Prodigal Sons
Martin J. Kidston Independent Record - Carol McKerrow, left, and Kim Reed, discuss the making of Reed's documentary "Prodigal Sons," in this Sept. 26, 2009, file photo. They will appear on the Oprah Winfrey Show today. Martin J. Kidston Independent Record

A capacity crowd of nearly 250 people packed Plymouth Congregational Church on Friday to screen a documentary film directed and produced by Helena-born filmmaker Kim Reed.

The evening came with much anticipation - church officials weren't sure how the audience would respond to the subject of sexual identity and mental illness, while the family portrayed in the film had its own misgivings.

By the end of the evening, however, any concerns were laid to rest.

"This is the very first time our film has been in this community," said Carol McKerrow, the mother of the three children portrayed in the movie. "In absolutely every way, the reception has been supportive and embracing and absolutely overwhelming."

To understand the concerns one must understand the movie. The screening of "Prodigal Sons," directed and co-produced by Reed, follows a family of three children.

The oldest, Marc, suffered traumatic brain injury in a car crash and has struggled ever since with mental illness. The youngest son, Paul, is gay while the middle child, formerly Pat McKerrow - a star quarterback for the 1985 Helena Bengal football team - returned to Helena as a woman after attending film school at the University of California, Berkeley.

Questions from the audience focused largely on the film, its making and how it affected the family.

One woman asked if a portion of the proceeds were going to a cause. Another asked how the film has been received by audiences of different ages.

"I think the issues of me being transgender or Todd being gay matter less to younger audiences," Reed answered. "I think it's just not as big of a deal, and I think that's a good thing."

The same question was posed to Gary and June Hartze after the screening. The couple has known the McKerrow family for 30 years, though Mr. Hartze admitted that he wasn't always receptive to the family's struggles.

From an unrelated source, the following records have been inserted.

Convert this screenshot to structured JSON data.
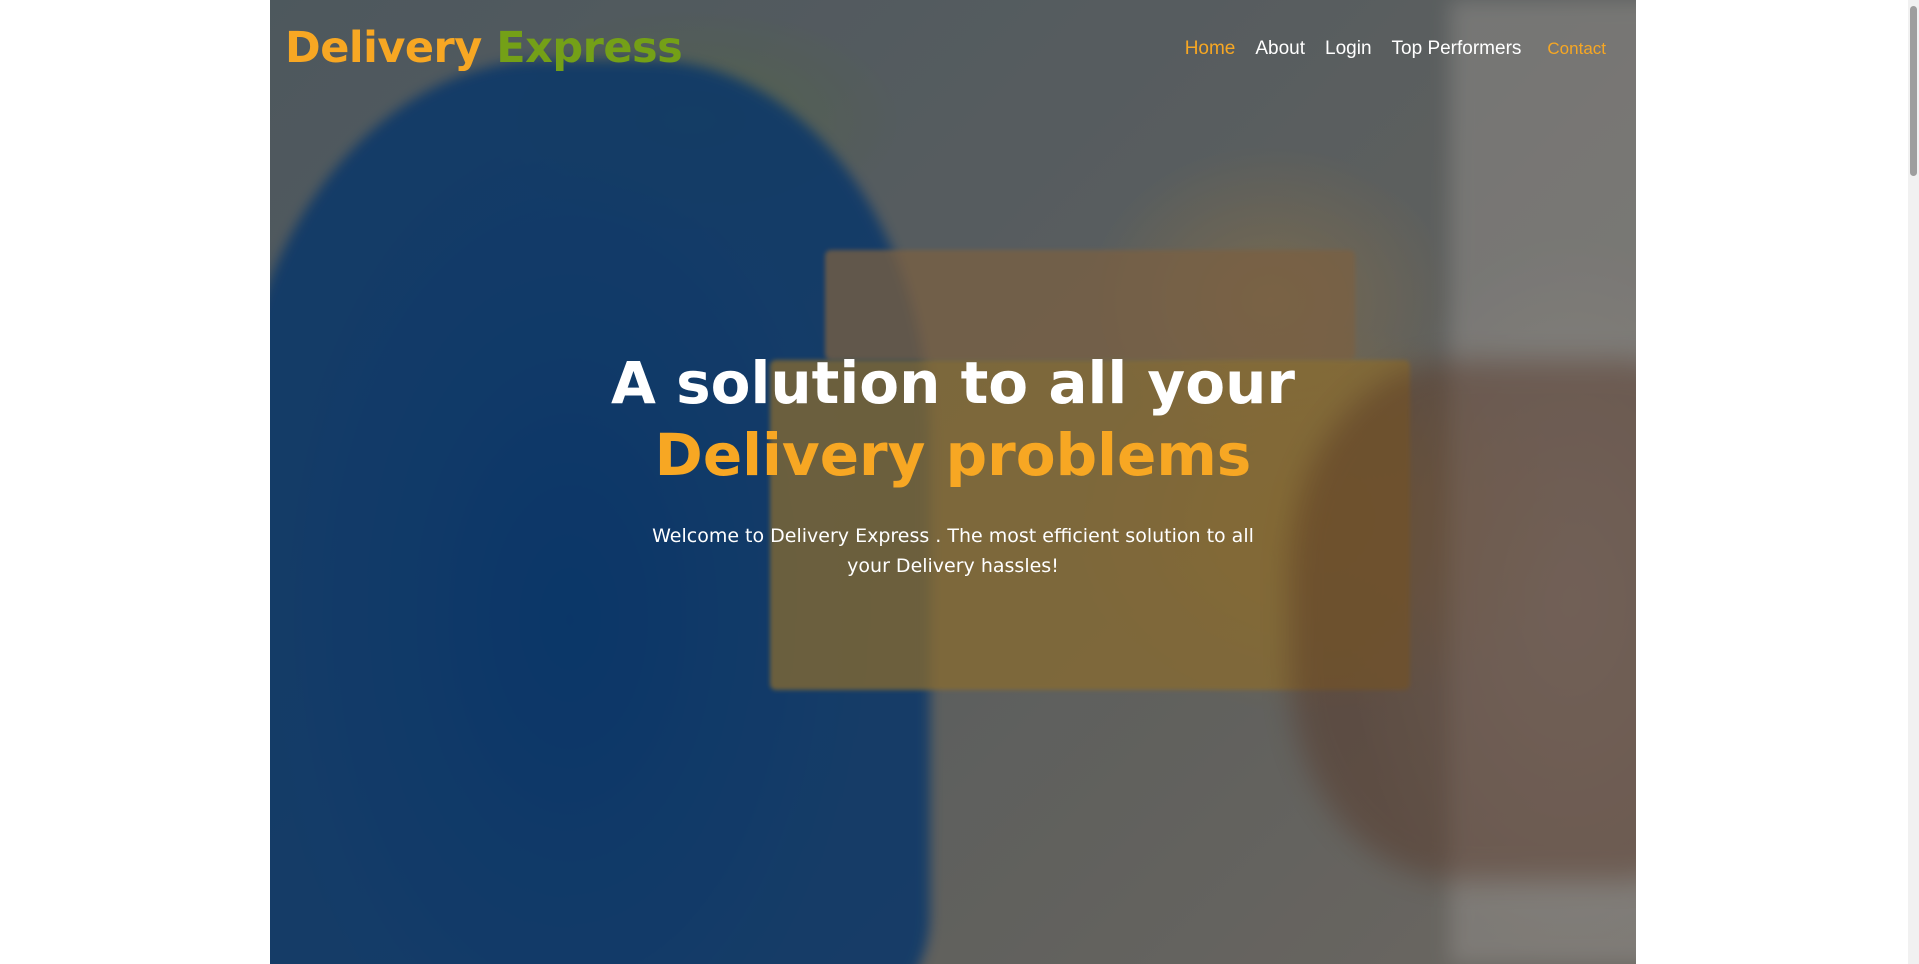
{
  "brand": {
    "word1": "Delivery",
    "word2": "Express"
  },
  "nav": {
    "home": "Home",
    "about": "About",
    "login": "Login",
    "top_performers": "Top Performers",
    "contact": "Contact"
  },
  "hero": {
    "headline_line1": "A solution to all your",
    "headline_line2": "Delivery problems",
    "tagline": "Welcome to Delivery Express . The most efficient solution to all your Delivery hassles!"
  },
  "colors": {
    "accent_orange": "#f7a723",
    "accent_green": "#74a017"
  }
}
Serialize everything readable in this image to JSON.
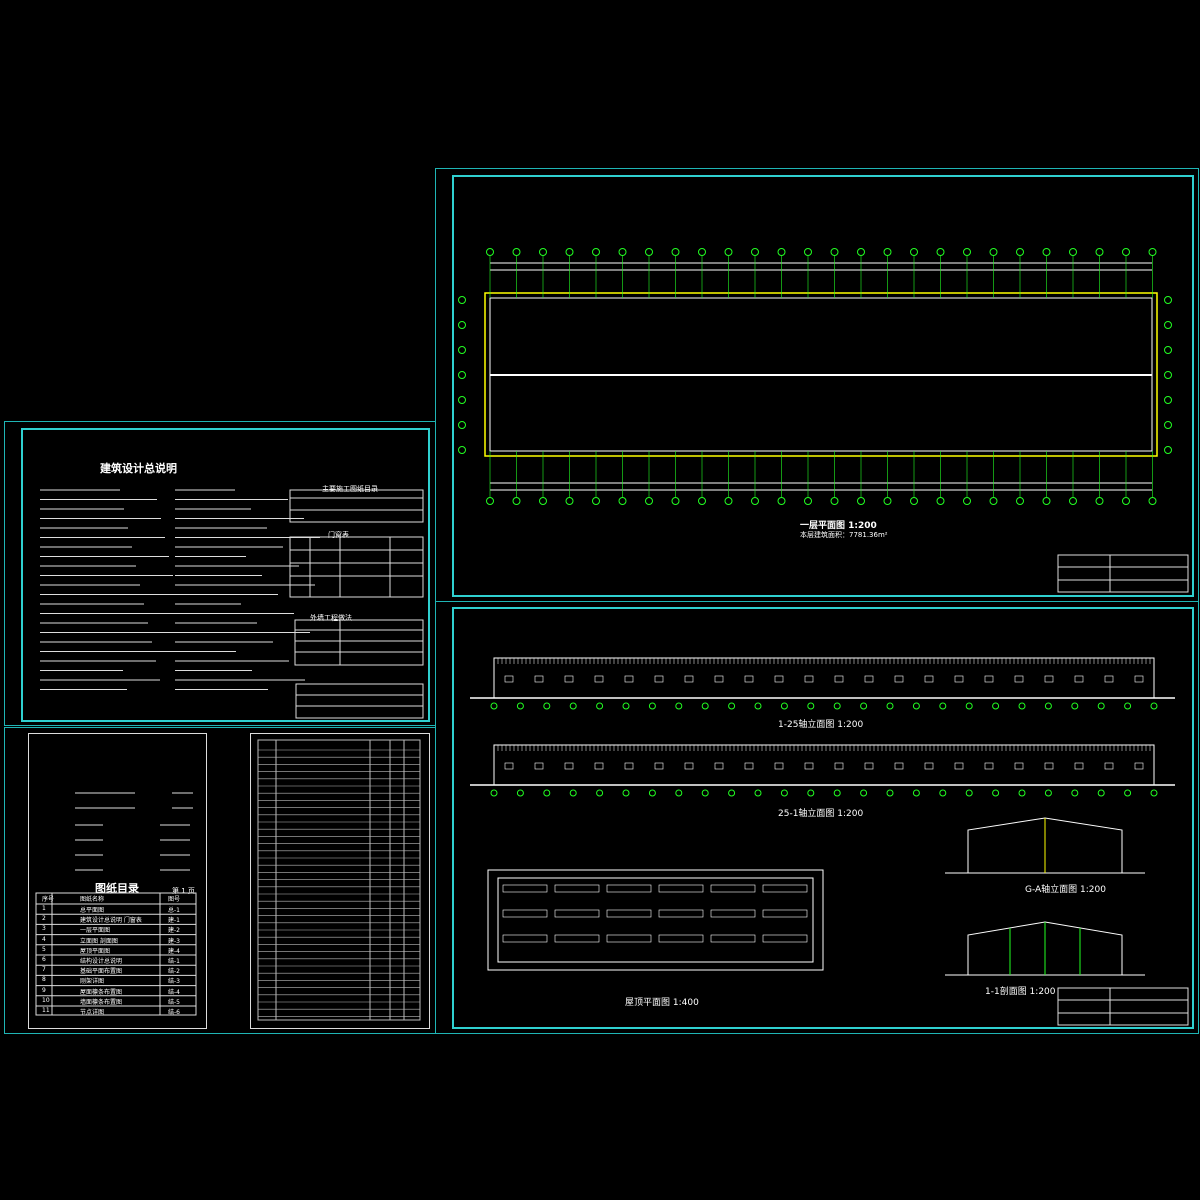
{
  "sheet1": {
    "title": "建筑设计总说明",
    "tables": {
      "table1_title": "主要施工图纸目录",
      "table2_title": "门窗表",
      "table3_title": "外墙工程做法"
    }
  },
  "sheet2": {
    "title": "图纸目录",
    "page_label": "第 1 页",
    "headers": [
      "序号",
      "图纸名称",
      "图号"
    ],
    "rows": [
      {
        "no": "1",
        "name": "总平面图",
        "code": "总-1"
      },
      {
        "no": "2",
        "name": "建筑设计总说明 门窗表",
        "code": "建-1"
      },
      {
        "no": "3",
        "name": "一层平面图",
        "code": "建-2"
      },
      {
        "no": "4",
        "name": "立面图 剖面图",
        "code": "建-3"
      },
      {
        "no": "5",
        "name": "屋顶平面图",
        "code": "建-4"
      },
      {
        "no": "6",
        "name": "结构设计总说明",
        "code": "结-1"
      },
      {
        "no": "7",
        "name": "基础平面布置图",
        "code": "结-2"
      },
      {
        "no": "8",
        "name": "刚架详图",
        "code": "结-3"
      },
      {
        "no": "9",
        "name": "屋面檩条布置图",
        "code": "结-4"
      },
      {
        "no": "10",
        "name": "墙面檩条布置图",
        "code": "结-5"
      },
      {
        "no": "11",
        "name": "节点详图",
        "code": "结-6"
      }
    ]
  },
  "sheet4": {
    "title_plan": "一层平面图 1:200",
    "area_note": "本层建筑面积：7781.36m²"
  },
  "sheet5": {
    "elev1": "1-25轴立面图 1:200",
    "elev2": "25-1轴立面图 1:200",
    "elev3": "G-A轴立面图 1:200",
    "roof": "屋顶平面图 1:400",
    "section": "1-1剖面图 1:200"
  },
  "colors": {
    "frame": "#2fd0d0",
    "line": "#ffffff",
    "axis": "#22ff22",
    "accent": "#ffff00"
  }
}
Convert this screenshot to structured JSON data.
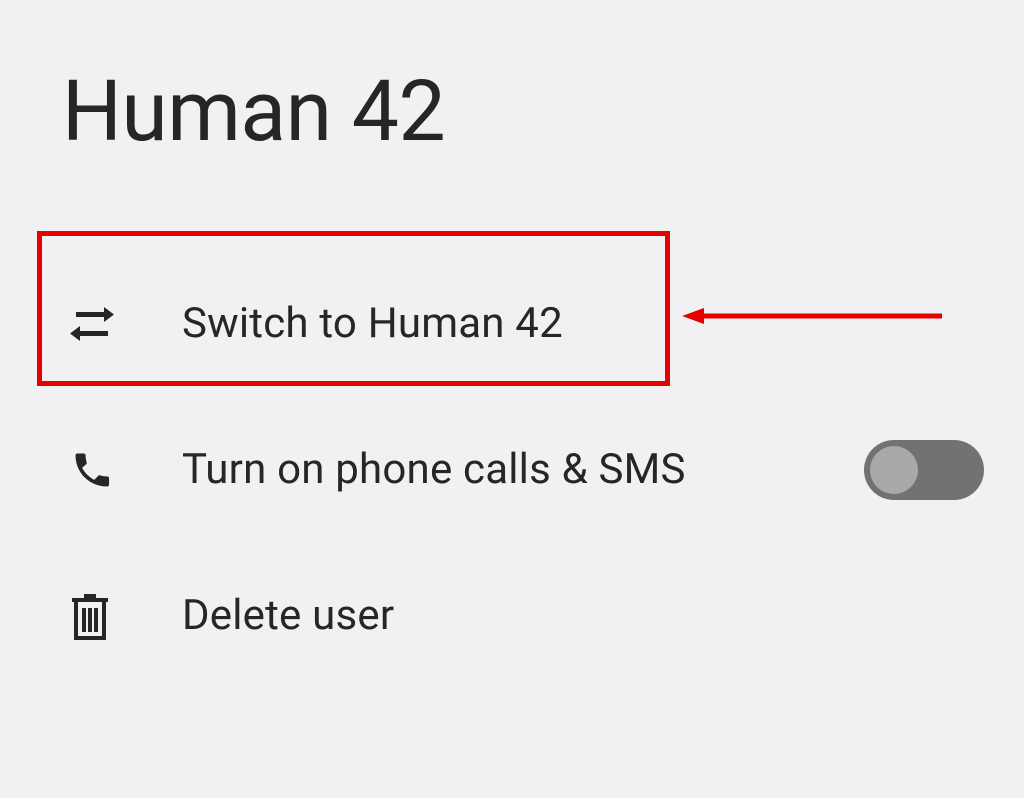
{
  "title": "Human 42",
  "rows": {
    "switch": {
      "label": "Switch to Human 42"
    },
    "phone": {
      "label": "Turn on phone calls & SMS",
      "toggle": false
    },
    "delete": {
      "label": "Delete user"
    }
  },
  "colors": {
    "annotation": "#e60000",
    "icon": "#262626",
    "toggle_track": "#737173",
    "toggle_knob": "#a9a9a9"
  }
}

He has since changed his mind.

"When she (Reed) came back for her dad's funeral, I ignored her because I had a hard time accepting what she had done," Mr. Hartze said. "But I wanted to catch her tonight to tell her how I felt now. "

Mr. Hartze said he came to accept Reed and her decision to become a woman by thinking about the McKerrow family and what it had gone through.

Accepting those who are different, Mr. Hartze said, isn't a skill reserved for the young alone.

"Maybe us older generation need to open our eyes to things like this that are happening that we need to accept a little more," he said.

The evening proved more of a reception - a sort of welcoming - than a test of acceptance. Many of those questioned after the film spoke as if they'd arrived to the screening with open minds and open hearts.

Cathy Barker, pastor at Plymouth Congregational Church, was pleased with Friday's show. She praised Carol McKerrow for her courage, as well as Reed for making the film and giving a voice to those who are sometimes shunned or overlooked.

"I wish every church could be open and welcoming to everyone," Barker said. "It's not always official, but there are warm and loving people in every congregation. We hope we can provide that kind of welcome to the community here and be identified as a place that's safe and loving and accepting."

The screening, attended by some familiar Helena faces, also attracted New York City writer Andrew Solomon, who won the National Book Award with his latest work, "The Noon Day Demon: An Atlas of Depression."

Solomon said he became friends with Reed and, after meeting a family with a transgender child, he set out to write his next book on transgender people and their families.

He called the film "amazing" and said he wanted to see the community from which it was born.

"During my research, I've found people who were not accepted by their family, people who were accepted by their family but not by their community, and people who were accepted by their family and by their community but were told they were sinners by their church," he said.

"I've found an incredible spirit of acceptance and warmth of support here in Helena, which has been great to find," he added.

But the film is more than a story about Reed's search for her new identity as a woman. Much of the story follows her brother, Marc, who suffered traumatic brain injury after he was involved in a Las Vegas car accident.

Throughout the film, Marc undergoes wild mood swings. He turns from a loving brother to a seemingly distant man with bouts of rage and, at times, violence.

When asked by an audience member, Reed said her brother has had setbacks since the film was made. His condition has worsened and his memory continues to slip.

But Reed said the family has restructured - a process witnessed in the film. That has helped Marc receive the mental-health care he needs.

"My relationship with Marc is better than ever," Reed said. "Making this film, which I think of as our film, is something that really brought us together. I really wish that he could be here."

Getting a ticket for Friday's screening wasn't an easy task, as Margo Brooke pointed out.

She had waited for more than a month from the show and said the church was a perfect place to show the film.

"I'm Catholic, and I saw many, many Catholics here," Brooke said. "That line might be a lot thinner than we thought between male and female. It's amazing to see how Kim looks and talks exactly like her mother."